“Scientists have grown a whole beating heart in the laboratory, bringing the goal of growing replacement organs for humans a step closer”, The Guardian reported today.
Many of the major newspapers reported on the development of the “first bioartificial heart”. Most focus on the idea that developing organs in the laboratory may signal an end to a shortage of replacement tissues for people requiring heart transplants. They go on to suggest that the technology could be applied to other organs.
The news stories are based on a laboratory study that “stripped” rat hearts of their cells, leaving a “scaffold” of the heart that was used to “re-grow” a rudimentary heart around it. As with all animal studies there is limited direct application to human health. However, the discovery that muscle cells were able to “grow” around an existing tissue skeleton sheds new light on their function and has revealed a potential new method to artificially generate heart muscle cells. As mentioned in the majority of the news reports, there is still a long way to go until a practical application is possible.
Dr Harald Ott and colleagues from Harvard Medical School and the University of Minnesota carried out the research.
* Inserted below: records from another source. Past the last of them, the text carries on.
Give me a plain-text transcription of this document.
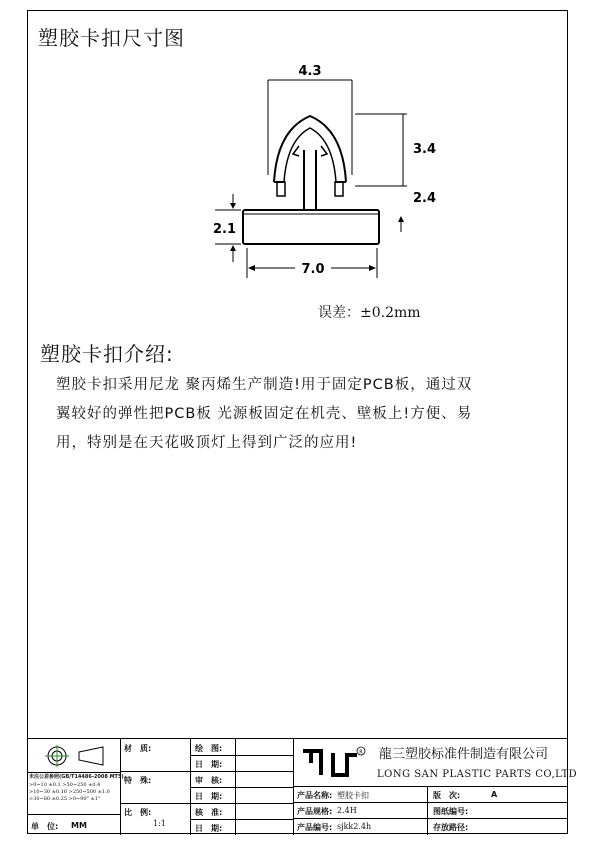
塑胶卡扣尺寸图
4.3
3.4
2.4
2.1
7.0
误差：±0.2mm
塑胶卡扣介绍:

塑胶卡扣采用尼龙 聚丙烯生产制造!用于固定PCB板，通过双

翼较好的弹性把PCB板 光源板固定在机壳、壁板上!方便、易

用，特别是在天花吸顶灯上得到广泛的应用!

未注公差参照(GB/T14486-2008 MT5)
>0~10 ±0.1 >50~250 ±0.4
>10~30 ±0.16 >250~500 ±1.0
>30~80 ±0.25 >0~90° ±1°
单　位: MM
材　质:
特　殊:
比　例:
1:1
绘　图:
日　期:
审　核:
日　期:
核　准:
日　期:
R 龍三塑胶标准件制造有限公司
LONG SAN PLASTIC PARTS CO,LTD
产品名称: 塑胶卡扣
产品规格: 2.4H
产品编号: sjkk2.4h
版　次:	A
图纸编号:
存放路径:
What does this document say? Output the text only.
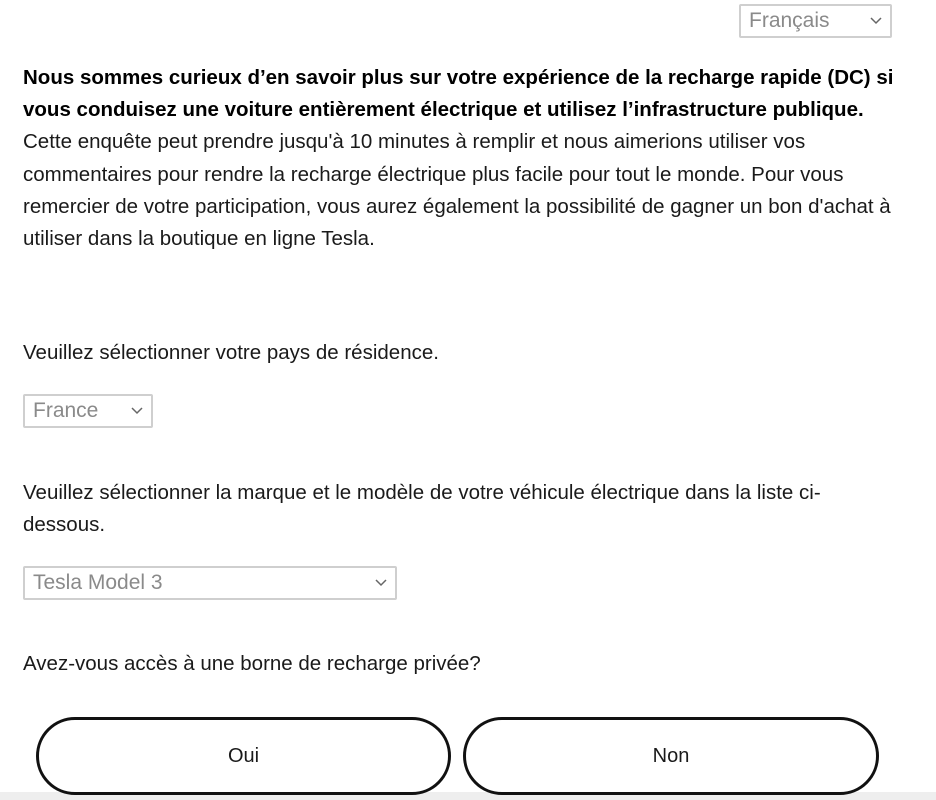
Français

Nous sommes curieux d’en savoir plus sur votre expérience de la recharge rapide (DC) si vous conduisez une voiture entièrement électrique et utilisez l’infrastructure publique. Cette enquête peut prendre jusqu'à 10 minutes à remplir et nous aimerions utiliser vos commentaires pour rendre la recharge électrique plus facile pour tout le monde. Pour vous remercier de votre participation, vous aurez également la possibilité de gagner un bon d'achat à utiliser dans la boutique en ligne Tesla.

Veuillez sélectionner votre pays de résidence.

France

Veuillez sélectionner la marque et le modèle de votre véhicule électrique dans la liste ci-dessous.

Tesla Model 3

Avez-vous accès à une borne de recharge privée?

Oui	Non
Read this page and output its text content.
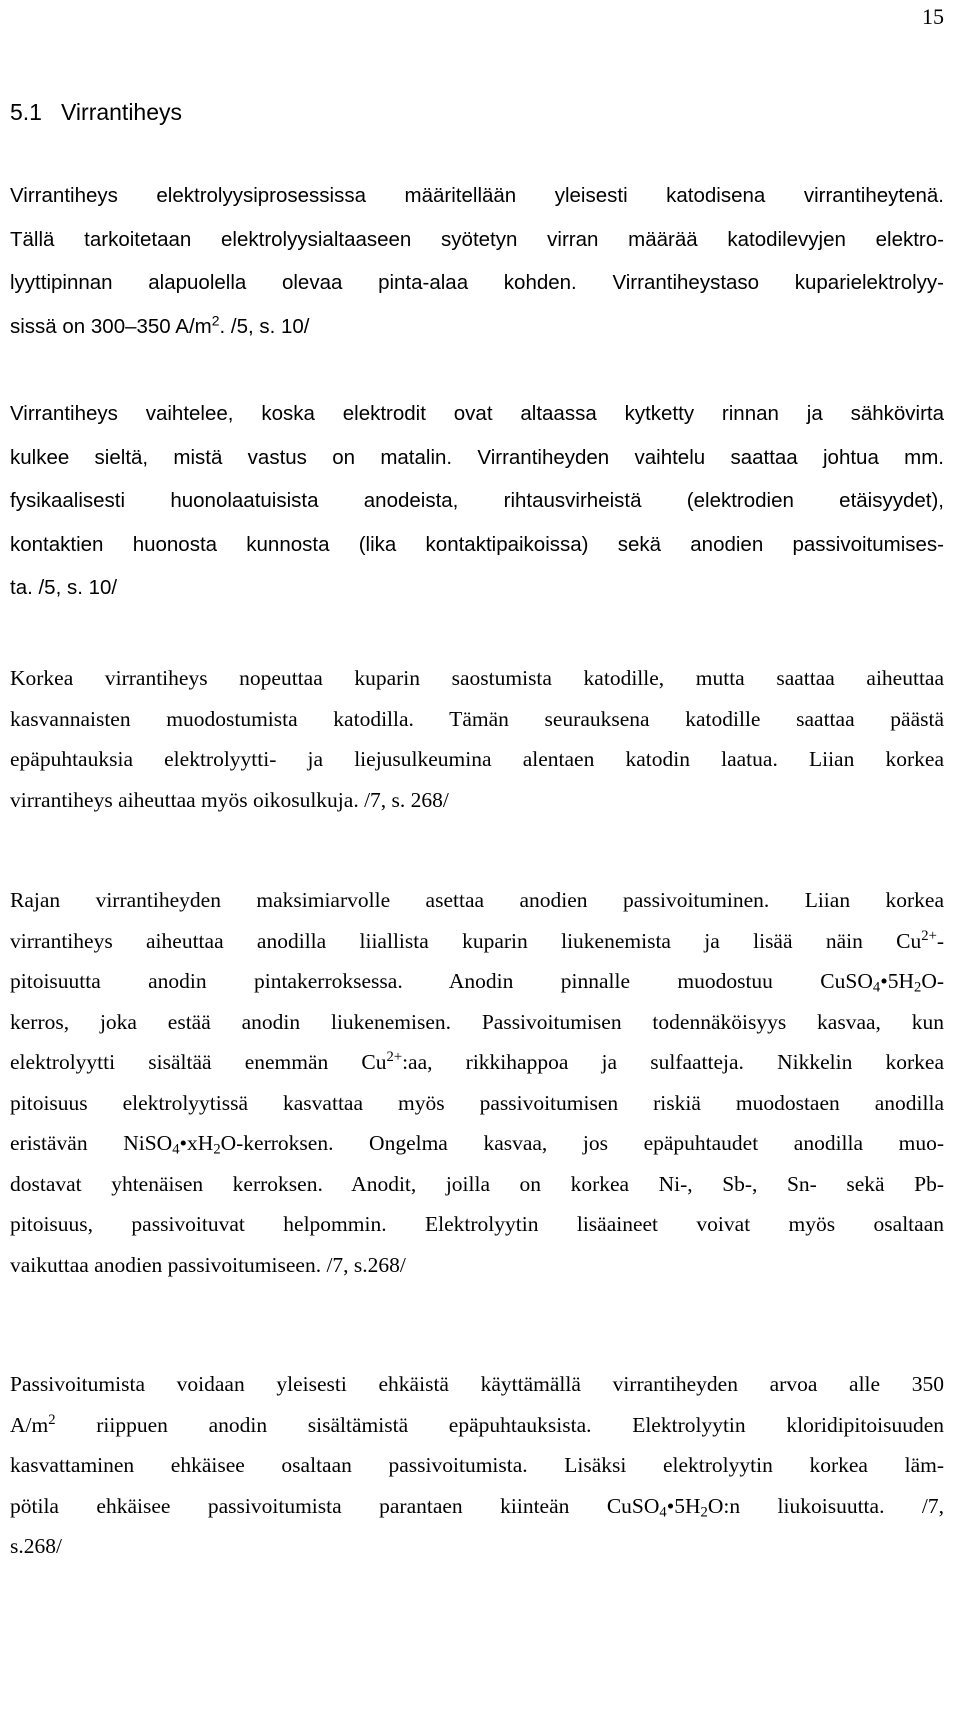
15
5.1 Virrantiheys
Virrantiheys elektrolyysiprosessissa määritellään yleisesti katodisena virrantiheytenä.
Tällä tarkoitetaan elektrolyysialtaaseen syötetyn virran määrää katodilevyjen elektro-
lyyttipinnan alapuolella olevaa pinta-alaa kohden. Virrantiheystaso kuparielektrolyy-
sissä on 300–350 $A/m^2$. /5, s. 10/
Virrantiheys vaihtelee, koska elektrodit ovat altaassa kytketty rinnan ja sähkövirta
kulkee sieltä, mistä vastus on matalin. Virrantiheyden vaihtelu saattaa johtua mm.
fysikaalisesti huonolaatuisista anodeista, rihtausvirheistä (elektrodien etäisyydet),
kontaktien huonosta kunnosta (lika kontaktipaikoissa) sekä anodien passivoitumises-
ta. /5, s. 10/
Korkea virrantiheys nopeuttaa kuparin saostumista katodille, mutta saattaa aiheuttaa
kasvannaisten muodostumista katodilla. Tämän seurauksena katodille saattaa päästä
epäpuhtauksia elektrolyytti- ja liejusulkeumina alentaen katodin laatua. Liian korkea
virrantiheys aiheuttaa myös oikosulkuja. /7, s. 268/
Rajan virrantiheyden maksimiarvolle asettaa anodien passivoituminen. Liian korkea
virrantiheys aiheuttaa anodilla liiallista kuparin liukenemista ja lisää näin $Cu^{2+}-$
pitoisuutta anodin pintakerroksessa. Anodin pinnalle muodostuu $CuSO_4•5H_2O-$
kerros, joka estää anodin liukenemisen. Passivoitumisen todennäköisyys kasvaa, kun
elektrolyytti sisältää enemmän $Cu^{2+}:aa$, rikkihappoa ja sulfaatteja. Nikkelin korkea
pitoisuus elektrolyytissä kasvattaa myös passivoitumisen riskiä muodostaen anodilla
eristävän $NiSO_4•xH_2O$-kerroksen. Ongelma kasvaa, jos epäpuhtaudet anodilla muo-
dostavat yhtenäisen kerroksen. Anodit, joilla on korkea Ni-, Sb-, Sn- sekä Pb-
pitoisuus, passivoituvat helpommin. Elektrolyytin lisäaineet voivat myös osaltaan
vaikuttaa anodien passivoitumiseen. /7, s.268/
Passivoitumista voidaan yleisesti ehkäistä käyttämällä virrantiheyden arvoa alle 350
$A/m^2$ riippuen anodin sisältämistä epäpuhtauksista. Elektrolyytin kloridipitoisuuden
kasvattaminen ehkäisee osaltaan passivoitumista. Lisäksi elektrolyytin korkea läm-
pötila ehkäisee passivoitumista parantaen kiinteän $CuSO_4•5H_2O:n$ liukoisuutta. /7,
s.268/
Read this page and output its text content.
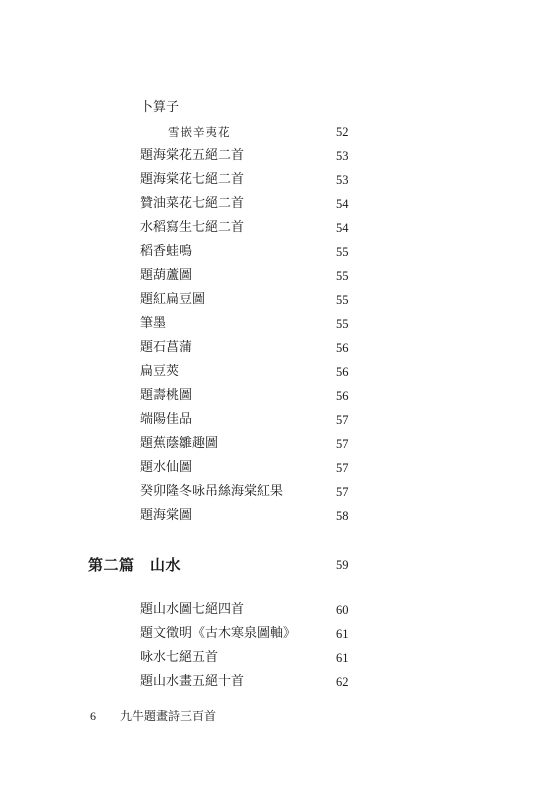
卜算子
雪嵌辛夷花	52
題海棠花五絕二首	53
題海棠花七絕二首	53
贊油菜花七絕二首	54
水稻寫生七絕二首	54
稻香蛙鳴	55
題葫蘆圖	55
題紅扁豆圖	55
筆墨	55
題石菖蒲	56
扁豆莢	56
題壽桃圖	56
端陽佳品	57
題蕉蔭雛趣圖	57
題水仙圖	57
癸卯隆冬咏吊絲海棠紅果	57
題海棠圖	58
第二篇　山水	59
題山水圖七絕四首	60
題文徵明《古木寒泉圖軸》	61
咏水七絕五首	61
題山水畫五絕十首	62
6 九牛題畫詩三百首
The study was funded by departments at the University of Minnesota and was published in the peer-reviewed medical journal: Nature Medicine .
This was a laboratory study in tissue engineering, an interdisciplinary field that applies the principles of engineering and biological sciences toward the development of functional substitutes for damaged tissue.
The researchers used hearts that had been removed from the bodies of rats for this study. They “decellularised” the hearts using special equipment (called Langendorff apparatus) to pump a detergent (sodium dodecyl sulphate) through the hearts that stripped away their cellular components (including the structural elements and the DNA). What remained was a “heart matrix” or “scaffold” (essentially the framework of the heart, that consisted of collagen and other proteins).
This scaffold did not have the cells that are capable of contracting – the action that makes a heart pump blood. The researchers found that within the scaffold, the fibres making up the main heart vessels were preserved (i.e. the vessels were open and unobstructed) and the aortic valve was also able to open and close. This meant that some components of the heart had survived the detergent and were still capable of functioning to some degree.
The researchers then put the heart scaffolds into a bioreactor (which simulated the heart’s normal environment by forcing liquids in the right directions and by applying a stimulating electrical current). The heart scaffolds were then injected with purified heart muscle cells (obtained from rat embryos) and kept in the bioreactor for eight to 28 days. During the course of their experiment, the researchers performed several investigations on the tissues that resulted. They were particularly interested in how the “growing” heart regained its ability to contract and to respond to electrical signals. They also examined sections of the heart to see how and where the new heart cells were growing.
In a separate experiment, the researchers assessed whether they could also encourage growth of the cells that line the blood vessels in the heart (endothelial cells). To do this, the researchers infused endothelial cells from rat aortas (one of the main cardiac blood vessels) into the “decellularised” rat hearts. The liquid was made to continually move through the “heart” vessels and after seven days the hearts were dissected to see whether the heart chambers and vessels were regrowing their endothelial cells.
The study has several important findings: firstly, the researchers were able to create a scaffold of the entire heart which had its vessels intact, its valves working and retained the four chamber structure of the heart. They observed that injecting embryonic heart cells into this scaffold stimulated the growth of heart cells which visibly contracted only four days after the injections. By the eighth day, the resulting cells showed response to an electrical current and function which researchers say was equivalent to 2% that of an adult rat heart (or 25% of the function of 16 week old embryos).
The “recellularisation” of the scaffold was greatest around the injection sites. They were also able to encourage the growth of cells that line the heart’s interior and its blood vessels.
The researchers conclude that “with sufficient maturation” and further work on its vascular cells, this new organ could potentially become transplantable. They acknowledge that their study is limited to rat hearts, but they say that the approach “holds promise for virtually any solid organ”.
This laboratory study used recognised scientific methods and its findings open up a new avenue for research into the manufacture of functional heart muscle. Following a transplant, many patients face the very real possibility that the new organ will be rejected by their own body. The hope is that technologies such as that seen in this research may one day be used to manufacture a heart from the patient’s own stem cells, meaning the organ is less likely to be rejected by the patient’s body.
Importantly, the new hearts that “re-grew” on the heart scaffolds were not transplanted into rats to see whether – even for these animals – they were functional enough to support life. Before we can draw conclusions about the value of this technology for transplantation, such studies must be conducted.
Using cells to regrow tissues and organs will have a contribution to make, but not for some time.